С первыми лучами солнца меня выводят во двор.
Подвели к убитому партизану и поставили. Глаза запухли так, что почти не вижу, — узенькие щели остались. Но постепенно они приоткрываются, и я вижу у ног труп в лужах черной запекшейся крови. Я завидую ему — хорошо ничего не видеть, не чувствовать. Это блаженство — упасть и умереть.
Я бы упала. Раз уж была на грани обморока. Но всплыло мамино лицо. «Ты обещала — не отдавать жизнь понапрасну…» Я покачалась на жидких ногах и устояла.
Мама… Мамочка моя! Что бы только я не отдали, чтобы почувствовать на себе твой ласковый заботливый взгляд. Твои руки залечили бы мои синяки и ссадины… Но надо держаться! Собрать все силы и стоять, не опустив головы. Я вернусь, моя родная! Они слабее меня… Мне поможет любовь твоя, я должна быть сильнее их, чтобы ты, мама, не лила слез. Ты знаешь: я выполню свой долг с честью и до конца. Ты отдала Родине самое дорогое — свою дочь, и будешь вправе гордиться ею.
3.
Следующие ночь, день и ночь не трогали меня.
Наутро восьмого дня появился жандарм.
— Выходи.
Думала опять на допрос — пальто и туфли остались в камере. Вывели во двор. Кроме меня, там уже было человек десять арестованных. Первый, кого я увидела, — Федор. Он рванулся навстречу, но жандарм перегородил дорогу, толкнул его назад. Лицо худое, изможденное — два раза в день по кусочку мамалыги с водой, еда не для мужчин, — но следов истязаний не заметно, только на подбородке черный синяк. Я нашла в себе силы обрадоваться, что Федора, который арестован из-за меня, меньше били.
Еще попыталась улыбнуться ему — не знаю, что получилось из этой попытки, но лицо Федора побледнело, вытянулось, губы задрожали. Глаза его показались безумными. Он что-то забормотал-забормотал, я силилась услышать, но ничего не поняла. Что же это такое творится с Федором — с моим старшим братом, таким всегда спокойным и выдержанным?
Я стояла, прислонясь к стене, не держали ноги от слабости и боли. Ступни иссечены, распухли.
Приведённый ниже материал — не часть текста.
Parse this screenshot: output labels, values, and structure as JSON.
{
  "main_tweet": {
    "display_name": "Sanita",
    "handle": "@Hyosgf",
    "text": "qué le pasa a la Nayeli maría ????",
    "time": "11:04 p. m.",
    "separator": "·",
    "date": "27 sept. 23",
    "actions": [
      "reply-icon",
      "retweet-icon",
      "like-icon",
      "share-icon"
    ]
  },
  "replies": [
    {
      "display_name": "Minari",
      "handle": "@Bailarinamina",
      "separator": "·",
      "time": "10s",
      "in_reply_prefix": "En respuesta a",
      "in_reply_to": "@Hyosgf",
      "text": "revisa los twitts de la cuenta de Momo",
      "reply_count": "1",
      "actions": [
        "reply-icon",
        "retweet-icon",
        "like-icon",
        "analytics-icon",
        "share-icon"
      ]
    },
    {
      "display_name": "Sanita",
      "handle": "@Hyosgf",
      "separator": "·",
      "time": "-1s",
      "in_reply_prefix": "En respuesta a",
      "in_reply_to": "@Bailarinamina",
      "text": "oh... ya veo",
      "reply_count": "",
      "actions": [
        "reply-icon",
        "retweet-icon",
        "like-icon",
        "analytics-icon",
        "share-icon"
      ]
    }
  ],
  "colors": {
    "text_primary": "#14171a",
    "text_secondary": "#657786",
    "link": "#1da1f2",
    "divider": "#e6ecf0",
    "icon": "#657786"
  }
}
— Господи, да куда же она пойдет такая! — воскликнул горестный женский голос. — Упадет через десять шагов.
Поискала глазами ту, о которой сожалел женский голос, и не нашла. У всех был вид плохой, но никто не собирался падать.
Тем временем жандармы строили арестантов парами, связывали им правую и левую руки Впереди был Федор, перед последней парой поставили меня одну. Открыли ворота, конные жандармы окружили нас, и мы двинулись.
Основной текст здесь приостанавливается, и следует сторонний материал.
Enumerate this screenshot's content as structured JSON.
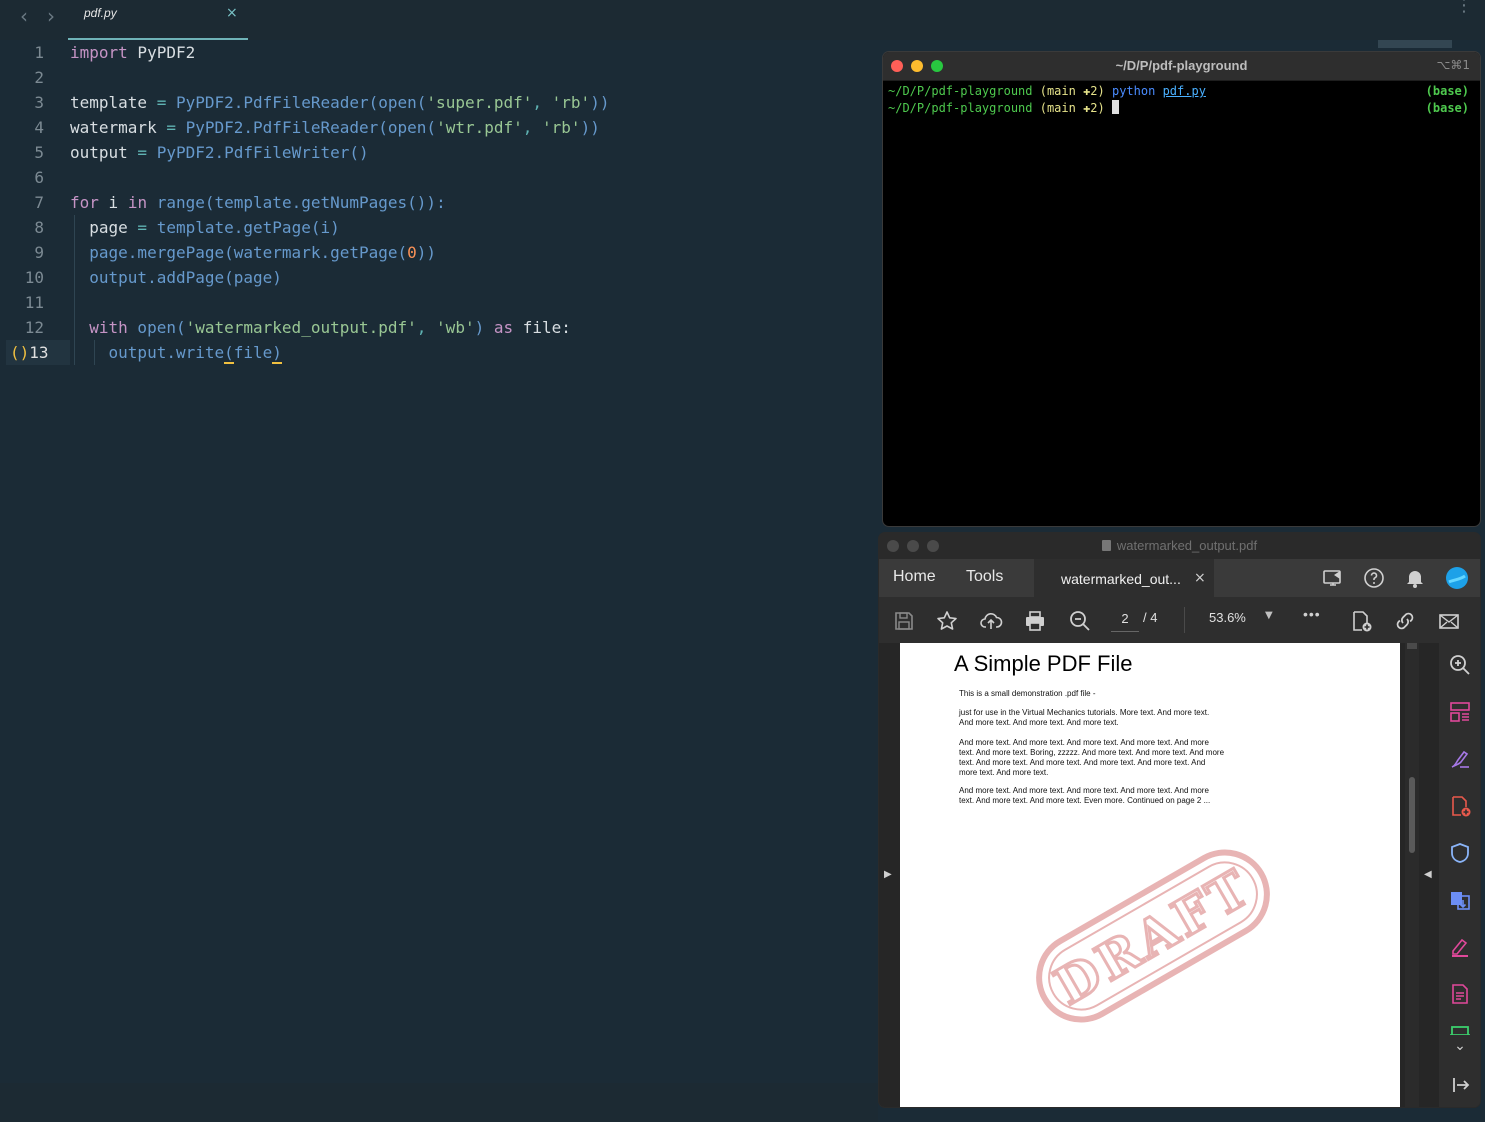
{
  "editor": {
    "tab": {
      "filename": "pdf.py",
      "close": "×"
    },
    "nav": {
      "back": "‹",
      "forward": "›"
    },
    "more": "⋮",
    "active_line_prefix": "()",
    "line_numbers": [
      "1",
      "2",
      "3",
      "4",
      "5",
      "6",
      "7",
      "8",
      "9",
      "10",
      "11",
      "12",
      "13"
    ],
    "code": {
      "l1": {
        "kw": "import",
        "rest": " PyPDF2"
      },
      "l3": {
        "var": "template",
        "eq": " = ",
        "call": "PyPDF2.PdfFileReader(open(",
        "s1": "'super.pdf'",
        "c": ", ",
        "s2": "'rb'",
        "end": "))"
      },
      "l4": {
        "var": "watermark",
        "eq": " = ",
        "call": "PyPDF2.PdfFileReader(open(",
        "s1": "'wtr.pdf'",
        "c": ", ",
        "s2": "'rb'",
        "end": "))"
      },
      "l5": {
        "var": "output",
        "eq": " = ",
        "call": "PyPDF2.PdfFileWriter()"
      },
      "l7": {
        "kw1": "for",
        "v": " i ",
        "kw2": "in",
        "call": " range(template.getNumPages()):"
      },
      "l8": {
        "var": "  page",
        "eq": " = ",
        "call": "template.getPage(i)"
      },
      "l9": {
        "call": "  page.mergePage(watermark.getPage(",
        "num": "0",
        "end": "))"
      },
      "l10": {
        "call": "  output.addPage(page)"
      },
      "l12": {
        "kw": "  with",
        "call": " open(",
        "s1": "'watermarked_output.pdf'",
        "c": ", ",
        "s2": "'wb'",
        "end": ") ",
        "kw2": "as",
        "rest": " file:"
      },
      "l13": {
        "call": "    output.write",
        "p1": "(",
        "arg": "file",
        "p2": ")"
      }
    }
  },
  "terminal": {
    "title": "~/D/P/pdf-playground",
    "shortcut": "⌥⌘1",
    "lines": [
      {
        "path": "~/D/P/pdf-playground",
        "branch": " (main ✚2) ",
        "cmd": "python",
        "arg": "pdf.py",
        "env": "(base)"
      },
      {
        "path": "~/D/P/pdf-playground",
        "branch": " (main ✚2) ",
        "env": "(base)"
      }
    ]
  },
  "pdf_viewer": {
    "window_title": "watermarked_output.pdf",
    "nav_tabs": [
      "Home",
      "Tools"
    ],
    "doc_tab": "watermarked_out...",
    "doc_tab_close": "×",
    "current_page": "2",
    "total_pages": "/ 4",
    "zoom": "53.6%",
    "more": "•••",
    "document": {
      "heading": "A Simple PDF File",
      "paragraphs": [
        "This is a small demonstration .pdf file -",
        "just for use in the Virtual Mechanics tutorials. More text. And more text. And more text. And more text. And more text.",
        "And more text. And more text. And more text. And more text. And more text. And more text. Boring, zzzzz. And more text. And more text. And more text. And more text. And more text. And more text. And more text. And more text. And more text.",
        "And more text. And more text. And more text. And more text. And more text. And more text. And more text. Even more. Continued on page 2 ..."
      ],
      "watermark": "DRAFT"
    },
    "colors": {
      "watermark": "#e8b4b4",
      "accent": "#1da1e8"
    }
  }
}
Смутно помню начало пути — моментами теряла сознание от боли в ступнях. Спотыкалась, каждый шаг мог быть последним. Но чьи-то руки всякий раз поддерживали. Наконец, боль потеряла остроту, стала тупой и привычной. Я шагала, шагала, шагала, оставляя на дороге кровавые следы.
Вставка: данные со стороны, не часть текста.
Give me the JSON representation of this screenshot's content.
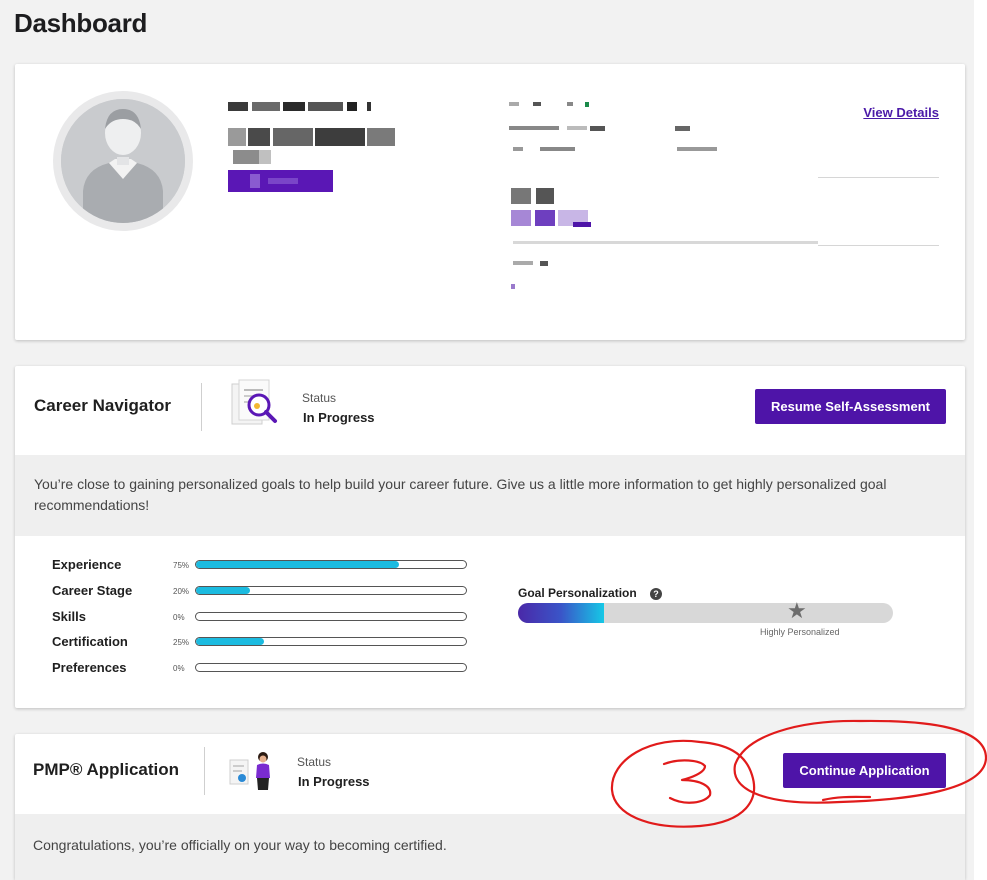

Так прошла я восемь километров вместе со всеми. Вместе со всеми вошла в село Романы. В жандармерии мужчинам разрешили сесть посреди двора. Только здесь я разглядела, что позади меня шли две женщины — одинаково круглолицые и чернобровые. Поначалу показалось — двоится в глазах, такие они одинаковые. Это их рукам я обязана, что не упала в пути. Женщин заперли в сарай. А меня повели к шефу.